Quando o artigo acima foi distribuído para os pareceristas da Ide, houve algo semelhante à dura crítica de Monteiro Lobato ao visitar a exposição de uma artista modernista em 1917, quando o escritor comparou as telas aos desenhos “que ornam as paredes internas dos manicômios”. Nós pensamos então que não seria esta a primeira vez que pintoras modernistas, sejam elas Anita Malfatti, Tarsila do Amaral ou outras, receberiam esse tipo de recepção; este trajeto parece fazer parte da saga modernista.

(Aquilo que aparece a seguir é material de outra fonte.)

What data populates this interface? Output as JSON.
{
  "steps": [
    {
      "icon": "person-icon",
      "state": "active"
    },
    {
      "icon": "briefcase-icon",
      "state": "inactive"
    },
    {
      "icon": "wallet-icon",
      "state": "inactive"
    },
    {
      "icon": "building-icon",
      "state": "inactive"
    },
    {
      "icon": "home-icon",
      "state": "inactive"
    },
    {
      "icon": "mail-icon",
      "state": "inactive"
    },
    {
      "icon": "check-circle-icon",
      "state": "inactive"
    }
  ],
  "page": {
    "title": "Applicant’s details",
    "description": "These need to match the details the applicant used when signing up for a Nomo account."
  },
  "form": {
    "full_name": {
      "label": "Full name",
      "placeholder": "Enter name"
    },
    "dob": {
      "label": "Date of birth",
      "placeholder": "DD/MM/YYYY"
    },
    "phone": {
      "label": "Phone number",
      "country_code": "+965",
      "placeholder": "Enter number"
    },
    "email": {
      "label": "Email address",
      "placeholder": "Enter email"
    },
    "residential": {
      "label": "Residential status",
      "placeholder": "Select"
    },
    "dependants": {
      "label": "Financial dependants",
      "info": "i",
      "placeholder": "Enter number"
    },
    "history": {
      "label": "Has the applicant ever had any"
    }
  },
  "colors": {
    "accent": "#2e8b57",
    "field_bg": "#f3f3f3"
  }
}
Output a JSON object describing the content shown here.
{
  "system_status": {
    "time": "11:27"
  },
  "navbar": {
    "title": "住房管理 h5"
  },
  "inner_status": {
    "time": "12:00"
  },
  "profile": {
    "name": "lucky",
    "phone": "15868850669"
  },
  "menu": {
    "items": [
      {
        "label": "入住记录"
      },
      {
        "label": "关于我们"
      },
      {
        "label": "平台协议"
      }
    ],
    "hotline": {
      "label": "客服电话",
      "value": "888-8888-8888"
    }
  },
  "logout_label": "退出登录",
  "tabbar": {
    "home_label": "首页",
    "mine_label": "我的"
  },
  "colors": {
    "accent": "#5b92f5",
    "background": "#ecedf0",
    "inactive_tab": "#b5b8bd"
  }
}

Abaporu é uma das principais obras do período antropofágico do Movimento Modernista, datado de 1928 e que esteve por muitos anos na coleção Nemirovsky e Raul Forbes. Hoje está no Museu de Arte Latino-Americana de Buenos Aires (Malba), desde 1995. Foi comprada por 1,5 milhão de dólares e vale hoje mais de 40 milhões. Tarsila pintou-a em 1928 para Oswald de Andrade. Na época ficou batizada de Abaporu, que em tupi significa “homem que come gente”, referência para o movimento Antropofágico - deglutir a arte estrangeira e digerir para o Brasil, uma reverie.
Poderíamos pensar que um objeto estético realmente pode despertar no observador as mais variadas e antagônicas reações, principalmente os da filiação modernista com seus objetos parciais desafiando uma organização mais tradicional, facilmente reconhecida.

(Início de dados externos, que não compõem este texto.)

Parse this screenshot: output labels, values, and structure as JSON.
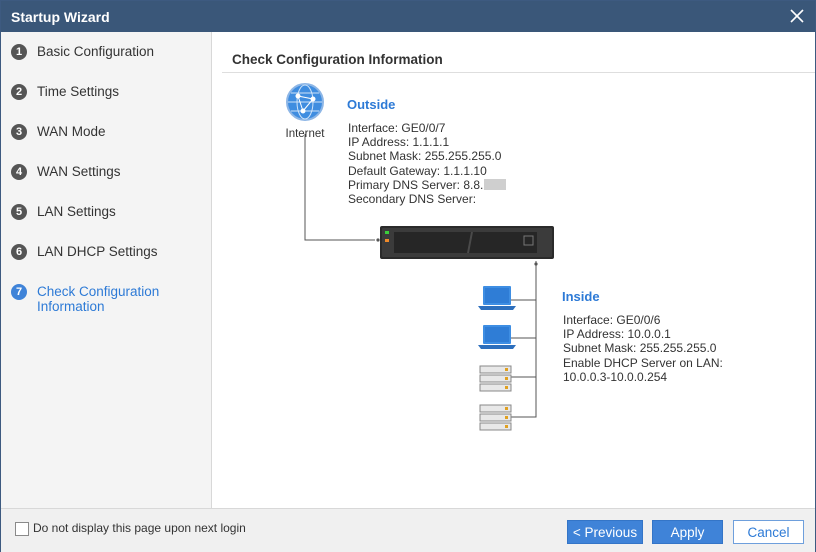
{
  "window": {
    "title": "Startup Wizard"
  },
  "steps": [
    {
      "num": "1",
      "label": "Basic Configuration"
    },
    {
      "num": "2",
      "label": "Time Settings"
    },
    {
      "num": "3",
      "label": "WAN Mode"
    },
    {
      "num": "4",
      "label": "WAN Settings"
    },
    {
      "num": "5",
      "label": "LAN Settings"
    },
    {
      "num": "6",
      "label": "LAN DHCP Settings"
    },
    {
      "num": "7",
      "label": "Check Configuration Information",
      "active": true
    }
  ],
  "main": {
    "section_title": "Check Configuration Information",
    "internet_label": "Internet",
    "outside": {
      "heading": "Outside",
      "interface": "Interface: GE0/0/7",
      "ip": "IP Address: 1.1.1.1",
      "mask": "Subnet Mask: 255.255.255.0",
      "gateway": "Default Gateway: 1.1.1.10",
      "primary_dns": "Primary DNS Server: 8.8.",
      "secondary_dns": "Secondary DNS Server:"
    },
    "inside": {
      "heading": "Inside",
      "interface": "Interface: GE0/0/6",
      "ip": "IP Address: 10.0.0.1",
      "mask": "Subnet Mask: 255.255.255.0",
      "dhcp": "Enable DHCP Server on LAN:",
      "range": "10.0.0.3-10.0.0.254"
    }
  },
  "footer": {
    "dont_show_label": "Do not display this page upon next login",
    "previous_label": "< Previous",
    "apply_label": "Apply",
    "cancel_label": "Cancel"
  },
  "colors": {
    "titlebar": "#3a5779",
    "accent": "#3f83d8",
    "link": "#2d7ad6"
  },
  "icons": {
    "close": "close-icon",
    "internet": "globe-icon",
    "device": "firewall-device-icon",
    "laptop": "laptop-icon",
    "server": "server-icon"
  }
}
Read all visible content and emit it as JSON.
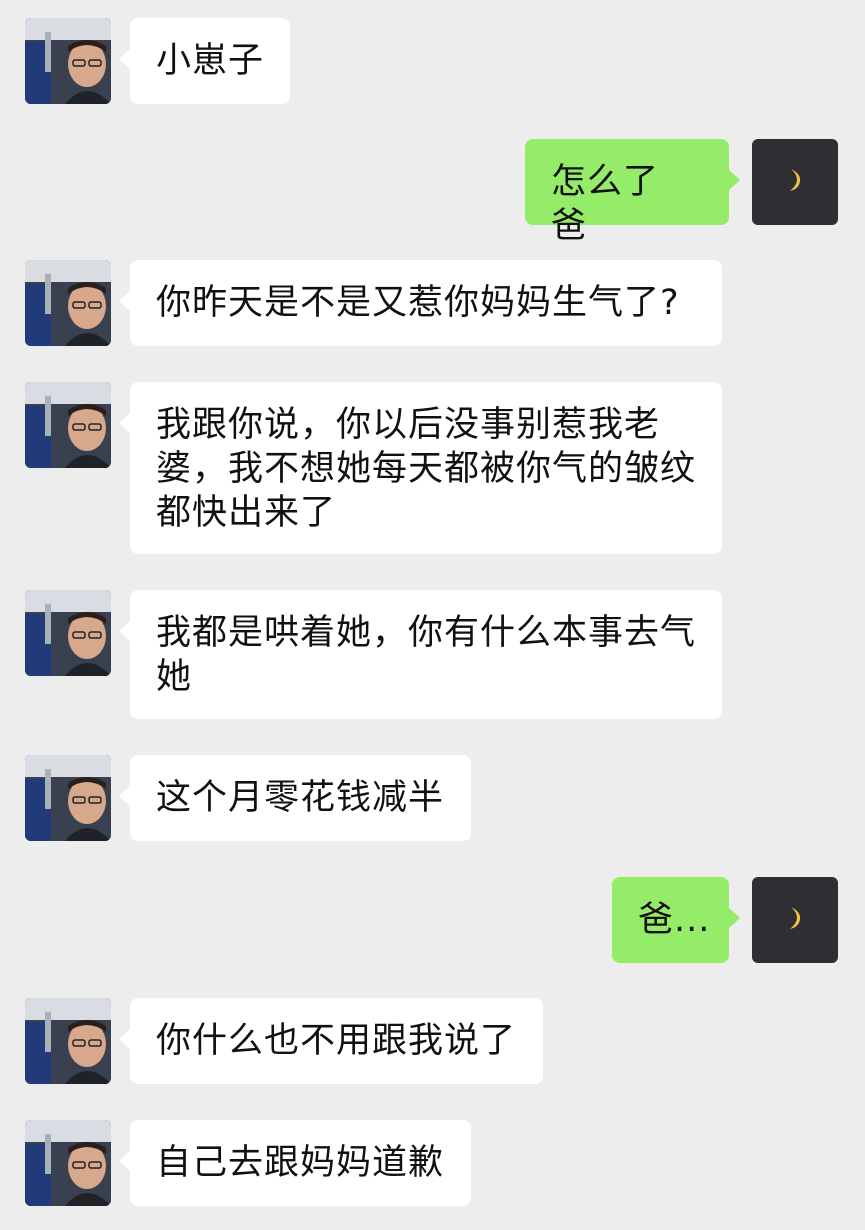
{
  "colors": {
    "background": "#ededed",
    "incoming_bubble": "#ffffff",
    "outgoing_bubble": "#95ec69",
    "text": "#111111"
  },
  "avatars": {
    "father": "father-profile-photo",
    "me": "crescent-moon-icon"
  },
  "messages": [
    {
      "sender": "father",
      "text": "小崽子"
    },
    {
      "sender": "me",
      "text": "怎么了 爸"
    },
    {
      "sender": "father",
      "text": "你昨天是不是又惹你妈妈生气了?"
    },
    {
      "sender": "father",
      "text": "我跟你说，你以后没事别惹我老婆，我不想她每天都被你气的皱纹都快出来了"
    },
    {
      "sender": "father",
      "text": "我都是哄着她，你有什么本事去气她"
    },
    {
      "sender": "father",
      "text": "这个月零花钱减半"
    },
    {
      "sender": "me",
      "text": "爸..."
    },
    {
      "sender": "father",
      "text": "你什么也不用跟我说了"
    },
    {
      "sender": "father",
      "text": "自己去跟妈妈道歉"
    }
  ]
}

O artigo parece seguir essa filiação estética. Avisa-nos, já de início, que se propõe a narrar uma experiência estética e pareceu-nos que a própria leitura do texto gera no leitor uma experiência emocional antropofágica onde somos postos a “degustar ou a engolir” trechos que nos esclarecem, nos alimentam, nos fazem sentir na carne o que seria o Abaporu - homem que come gente. Assim somos apresentados à trajetória de Oswald de Andrade e ao Movimento Pau-Brasil, como ele foi absorvido pela nossa sociedade, em suma, percorremos junto com o autor uma “odisseia antropofágica”, na forma de um banquete antropofágico.

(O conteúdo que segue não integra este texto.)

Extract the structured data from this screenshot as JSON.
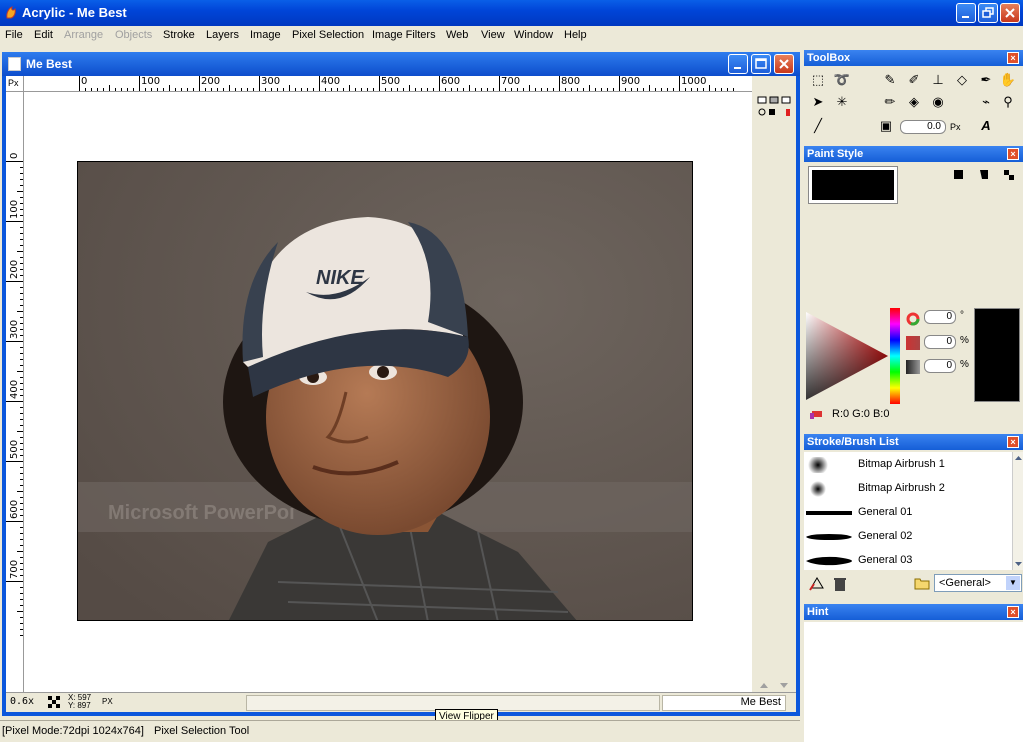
{
  "app": {
    "title": "Acrylic - Me Best"
  },
  "menu": [
    {
      "label": "File",
      "disabled": false
    },
    {
      "label": "Edit",
      "disabled": false
    },
    {
      "label": "Arrange",
      "disabled": true
    },
    {
      "label": "Objects",
      "disabled": true
    },
    {
      "label": "Stroke",
      "disabled": false
    },
    {
      "label": "Layers",
      "disabled": false
    },
    {
      "label": "Image",
      "disabled": false
    },
    {
      "label": "Pixel Selection",
      "disabled": false
    },
    {
      "label": "Image Filters",
      "disabled": false
    },
    {
      "label": "Web",
      "disabled": false
    },
    {
      "label": "View",
      "disabled": false
    },
    {
      "label": "Window",
      "disabled": false
    },
    {
      "label": "Help",
      "disabled": false
    }
  ],
  "document": {
    "title": "Me Best",
    "ruler_unit": "Px",
    "h_ruler_labels": [
      "0",
      "100",
      "200",
      "300",
      "400",
      "500",
      "600",
      "700",
      "800",
      "900",
      "1000"
    ],
    "v_ruler_labels": [
      "0",
      "100",
      "200",
      "300",
      "400",
      "500",
      "600",
      "700"
    ],
    "zoom": "0.6x",
    "coord_x": "X: 597",
    "coord_y": "Y: 897",
    "coord_unit": "PX",
    "name_box": "Me Best",
    "photo_text": {
      "cap_logo": "NIKE",
      "background_text": "Microsoft PowerPoi"
    }
  },
  "tooltip": "View Flipper",
  "status": {
    "mode": "[Pixel Mode:72dpi 1024x764]",
    "tool": "Pixel Selection Tool"
  },
  "panels": {
    "toolbox": {
      "title": "ToolBox",
      "size_value": "0.0",
      "size_unit": "Px"
    },
    "paint_style": {
      "title": "Paint Style",
      "hue_value": "0",
      "hue_unit": "°",
      "sat_value": "0",
      "sat_unit": "%",
      "bright_value": "0",
      "bright_unit": "%",
      "rgb_readout": "R:0 G:0 B:0",
      "current_color": "#000000"
    },
    "brush_list": {
      "title": "Stroke/Brush List",
      "items": [
        {
          "name": "Bitmap Airbrush 1"
        },
        {
          "name": "Bitmap Airbrush 2"
        },
        {
          "name": "General 01"
        },
        {
          "name": "General 02"
        },
        {
          "name": "General 03"
        }
      ],
      "category": "<General>"
    },
    "hint": {
      "title": "Hint"
    }
  }
}
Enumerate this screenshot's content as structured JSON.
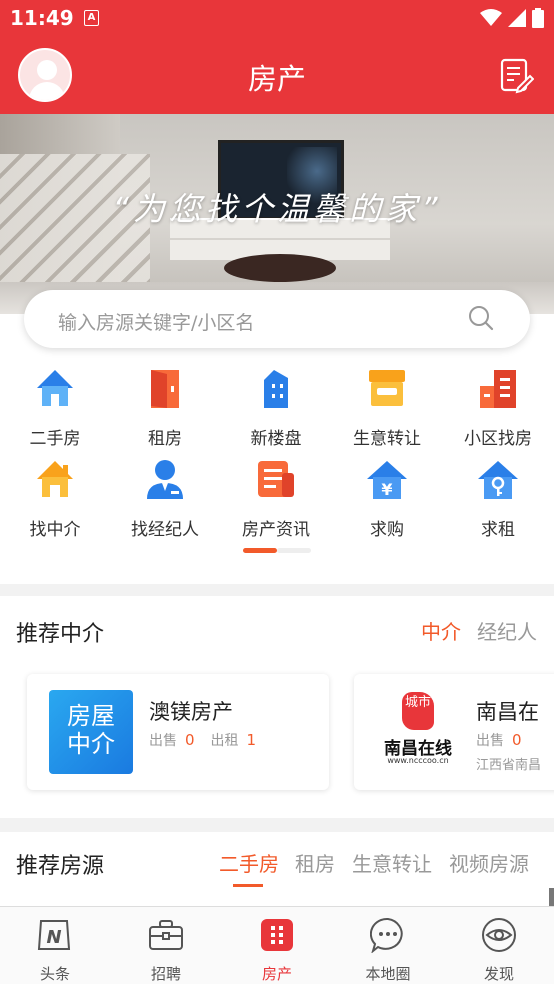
{
  "status_bar": {
    "time": "11:49",
    "a_badge": "A"
  },
  "header": {
    "title": "房产"
  },
  "banner": {
    "slogan": "“为您找个温馨的家”"
  },
  "search": {
    "placeholder": "输入房源关键字/小区名"
  },
  "categories": [
    {
      "label": "二手房",
      "icon": "house-icon"
    },
    {
      "label": "租房",
      "icon": "door-icon"
    },
    {
      "label": "新楼盘",
      "icon": "building-icon"
    },
    {
      "label": "生意转让",
      "icon": "shop-icon"
    },
    {
      "label": "小区找房",
      "icon": "apartment-icon"
    },
    {
      "label": "找中介",
      "icon": "agency-house-icon"
    },
    {
      "label": "找经纪人",
      "icon": "agent-icon"
    },
    {
      "label": "房产资讯",
      "icon": "news-icon"
    },
    {
      "label": "求购",
      "icon": "yuan-house-icon"
    },
    {
      "label": "求租",
      "icon": "key-house-icon"
    }
  ],
  "agencies_section": {
    "title": "推荐中介",
    "tabs": [
      "中介",
      "经纪人"
    ],
    "active_tab": "中介",
    "cards": [
      {
        "logo_text_1": "房屋",
        "logo_text_2": "中介",
        "name": "澳镁房产",
        "sale_label": "出售",
        "sale_count": "0",
        "rent_label": "出租",
        "rent_count": "1",
        "address": ""
      },
      {
        "logo_text_1": "城市",
        "logo_text_2": "南昌在线",
        "logo_url": "www.ncccoo.cn",
        "name": "南昌在",
        "sale_label": "出售",
        "sale_count": "0",
        "rent_label": "",
        "rent_count": "",
        "address": "江西省南昌"
      }
    ]
  },
  "listings_section": {
    "title": "推荐房源",
    "tabs": [
      "二手房",
      "租房",
      "生意转让",
      "视频房源"
    ],
    "active_tab": "二手房"
  },
  "bottom_nav": [
    {
      "label": "头条",
      "icon": "news-n-icon",
      "active": false
    },
    {
      "label": "招聘",
      "icon": "briefcase-icon",
      "active": false
    },
    {
      "label": "房产",
      "icon": "property-grid-icon",
      "active": true
    },
    {
      "label": "本地圈",
      "icon": "chat-bubble-icon",
      "active": false
    },
    {
      "label": "发现",
      "icon": "eye-icon",
      "active": false
    }
  ],
  "colors": {
    "brand_red": "#e8363a",
    "accent_orange": "#f25a2a",
    "blue": "#2a7fe8"
  }
}
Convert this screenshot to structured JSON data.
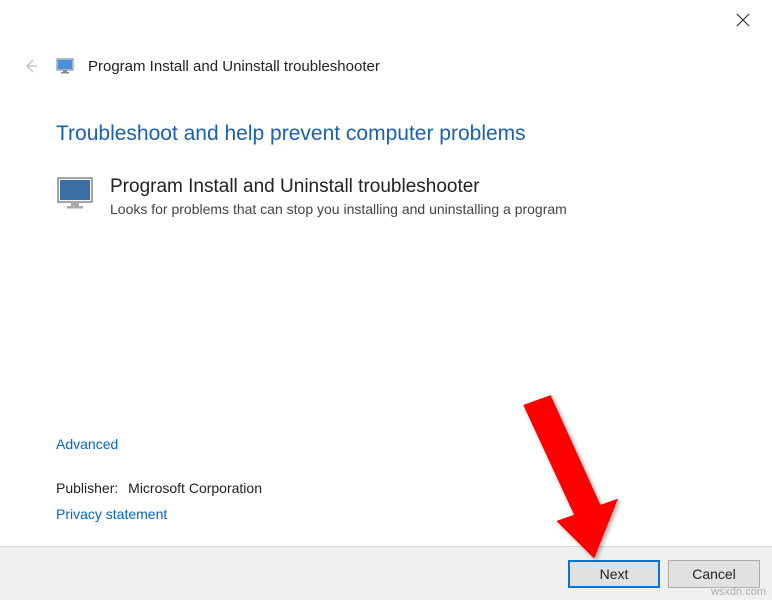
{
  "window": {
    "title": "Program Install and Uninstall troubleshooter"
  },
  "content": {
    "heading": "Troubleshoot and help prevent computer problems",
    "program": {
      "title": "Program Install and Uninstall troubleshooter",
      "description": "Looks for problems that can stop you installing and uninstalling a program"
    }
  },
  "links": {
    "advanced": "Advanced",
    "privacy": "Privacy statement"
  },
  "publisher": {
    "label": "Publisher:",
    "value": "Microsoft Corporation"
  },
  "buttons": {
    "next": "Next",
    "cancel": "Cancel"
  },
  "watermark": "wsxdn.com"
}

Nossa percepção foi a de que não saímos dessa aventura ilesos, saímos prenhes de interesse e de um certo vislumbre do que seria o livro-luxo no lixo e de que uso podemos fazer do luxo no lixo. A “odisseia antropofágica” do texto continua ao percorrer Luto e melancolia nas vozes de Freud e de Ogden e termina numa abertura de esperança através do encontro de um objeto/experiência estética capaz, quiçá, de transformar lixo em luxo.